Earlier this year, I started dating my soon-to-be husband.
I had completed my first two marathons in the last year, so I thought of myself as a pretty “serious” runner (as in I was completely obsessed with it). My significant other had also run regularly for the past few years and, when we began dating, it was quickly apparent that running would take a central role in our relationship.
It’s great having a partner who understands your desire to be in bed by 9 p.m. on a Friday night so you can run 12 miles the next morning, or that it’s totally normal to eat an entire box of cereal in one day.
However, it’s not always easy. We don’t run in slow motion, glistening with sweat as we laugh and effortlessly jog through gorgeous parks while discussing the nutritionally balanced kale and oatmeal laden breakfast we’ll whip up when we get home.
In reality, it’s usually me trailing behind him, huffing and puffing while cursing him silently in my head for how easy he makes a pace look that I’m struggling to maintain. A few of our very first fights actually happened while running.

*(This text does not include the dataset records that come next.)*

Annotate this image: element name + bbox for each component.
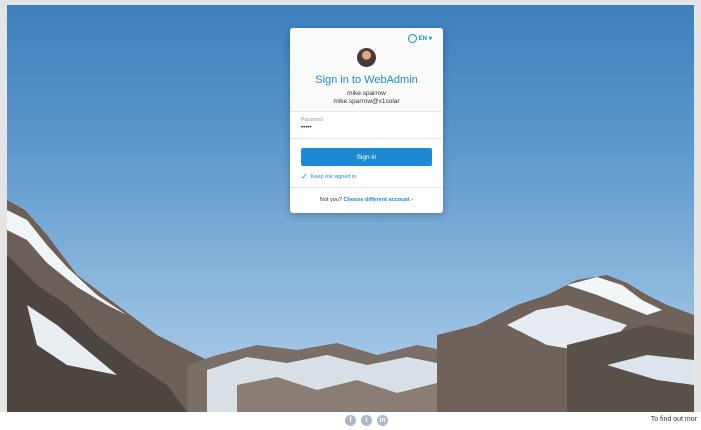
chevron-down-icon: ▾: [428, 36, 432, 42]
globe-icon: [407, 34, 417, 43]
login-header: EN ▾ Sign in to WebAdmin mike.sparrow mi…: [290, 28, 443, 112]
login-card: EN ▾ Sign in to WebAdmin mike.sparrow mi…: [290, 28, 443, 213]
choose-account-link[interactable]: Choose different account ›: [343, 197, 413, 203]
keep-signed-in-checkbox[interactable]: ✓ Keep me signed in: [301, 173, 356, 181]
email-text: mike.sparrow@x1solar: [333, 98, 400, 105]
facebook-icon[interactable]: f: [345, 415, 356, 426]
not-you-text: Not you?: [319, 197, 342, 203]
page-title: Sign in to WebAdmin: [315, 74, 418, 86]
linkedin-icon[interactable]: in: [377, 415, 388, 426]
twitter-icon[interactable]: t: [361, 415, 372, 426]
username-text: mike.sparrow: [347, 90, 386, 97]
language-label: EN: [418, 35, 427, 42]
not-you-row: Not you? Choose different account ›: [290, 197, 443, 203]
password-field[interactable]: Password: [290, 112, 443, 139]
social-links: f t in: [345, 415, 388, 426]
password-input[interactable]: [301, 123, 432, 133]
sign-in-button[interactable]: Sign in: [301, 148, 432, 166]
footer: f t in To find out mor: [0, 412, 701, 430]
footer-text: To find out mor: [650, 416, 697, 423]
checkmark-icon: ✓: [301, 172, 308, 181]
divider: [290, 187, 443, 188]
avatar: [357, 48, 376, 67]
language-selector[interactable]: EN ▾: [407, 34, 432, 43]
keep-signed-in-label: Keep me signed in: [310, 174, 357, 180]
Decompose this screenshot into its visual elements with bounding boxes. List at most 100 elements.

Nowadays, we have a much better understanding of what it takes to navigate our running relationship.
- Have a clear agreement on pace.What’s easy for you and easy for your partner will usually NOT be the same. Before leaving the house, agree on a pace that works for both of you so one partner isn’t constantly struggling to keep up. Also, think about walk breaks. I prefer to take one every 5-6 miles but my partner can’t stand them! He will now jog out and back to meet me when he sees I’m ready to run again.
- Decide on how to handle it if one of you can’t complete the run.I’m typically the one who gets sidelined by minor injuries or stomach problems while my partner runs on, happy and healthy as can be. Usually I tell him to just finish the run and that I’ll be fine walking home. We make sure whoever will be home first takes the key with them, and we always bring separate cell phones in case this happens.
- Run together, alone.Some mornings we both want to run but at different paces or times. In this case, we’ll usually pick out a regular loop to run so we can start out together, occasionally pass each other, but still do our own things.
- Stay observant of your surroundings.I never run with music and my partner is always vigilant about watching out for cars, but sometimes our focus can be more on ourselves than the road. While chatting together and enjoying each others company on your run may make for a fun workout, don’t forget that safety is always the top priority!
- Have fun!Sign up for races together or plan an annual racecation . Don’t forget that you both share a passion about something that’s good for your health and your relationship. It can be easy to get caught up in comparing your paces, feeling competitive, or being frustrated if you’re injured and the other isn’t, but remember to look at the bigger picture: why you fell in love with running and your partner in the first place.